Driving down the road, looking in the rear view mirror, I see that the road behind me stretches farther back than the one ahead.
The passing of time appears linear but it’s quite elastic. As a teenager, the thought of living to age 61 was unimaginable
As a parent, there were nights that felt eternal when one of my babies was sick and crying for hours. There were days that seemed like they would never end when chasing two girls as toddlers, constantly trying to keep them from harm. Tension created by adolescent drama made an hour feel like months. Then suddenly, they were off to college, graduating and starting their own lives. Now, I look back at the past and the time seems fleeting. I’ve lived in different places, in changing political eras, and raised children all in the blink of an eye.

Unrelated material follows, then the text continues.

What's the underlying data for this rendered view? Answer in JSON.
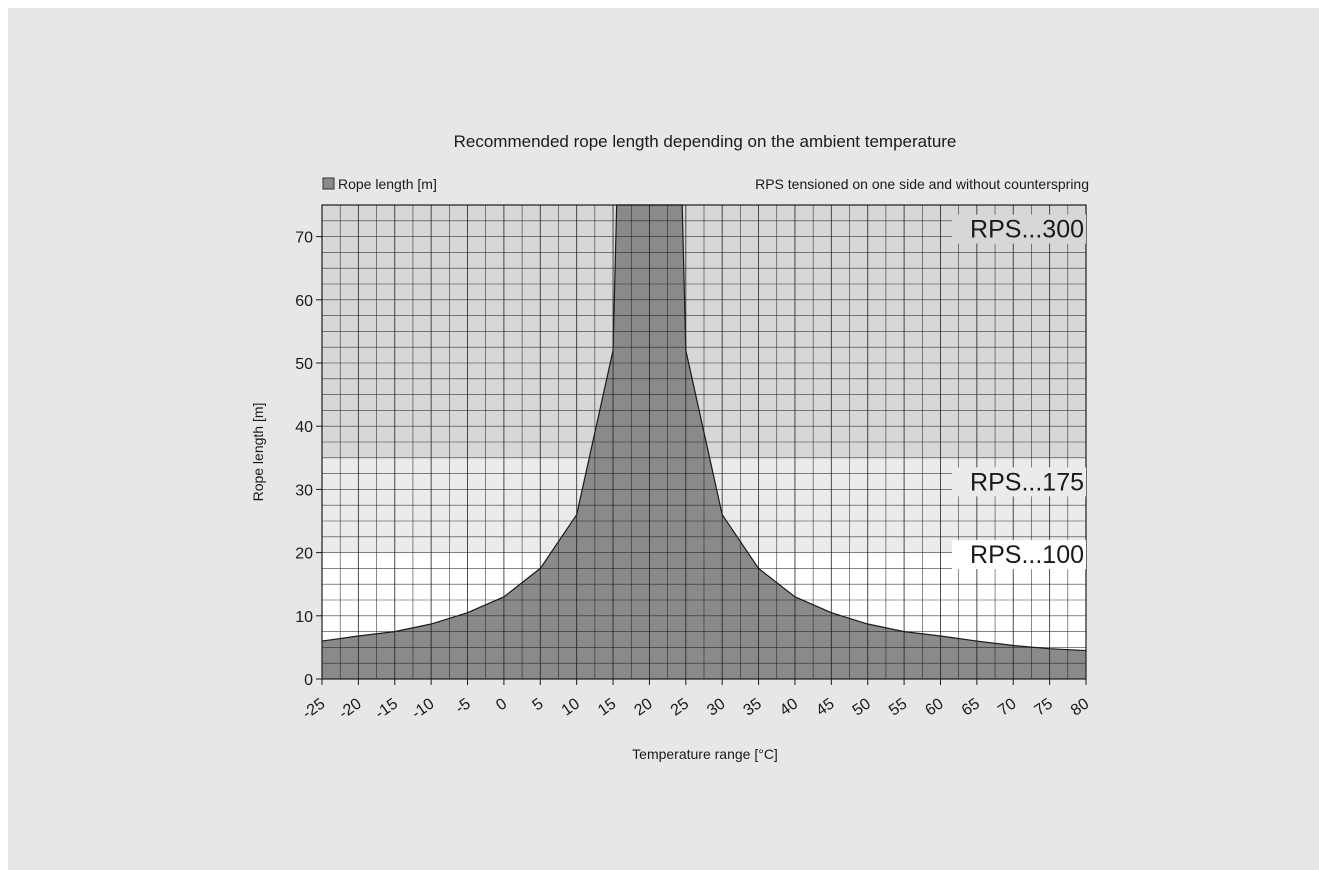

Chronologically, time doesn’t go faster as I age but it does feel that way. It’s the same 60 seconds, 60 minutes, 24 hours I’ve always had. If I stay present and mindful, time does slow down momentarily. I’ve spent many years working on understanding myself, our family dynamics, learning to communicate, how to be emotionally, psychologically and spiritually healthy.
In the future, I expect to be better at practicing lovingkindness, compassion and mindfulness. I understand the constancy of change. I’ve learned skills to help me cope with change. I have a relationship with nature that guides me through lunar cycles and solar seasons. Curiosity and creativity provide me with incentive to continue to grow. I know that I’m part of everything, I’m made of stardust. My inner strength increases as I weather challenges and some of the ravages of time.
Should I be blessed to live until a ripe old age, I believe that my inner world will expand as my outer existence contracts. The road will become more narrow, until eventually it’s a footpath I take as I let go and experience death as another form of birth.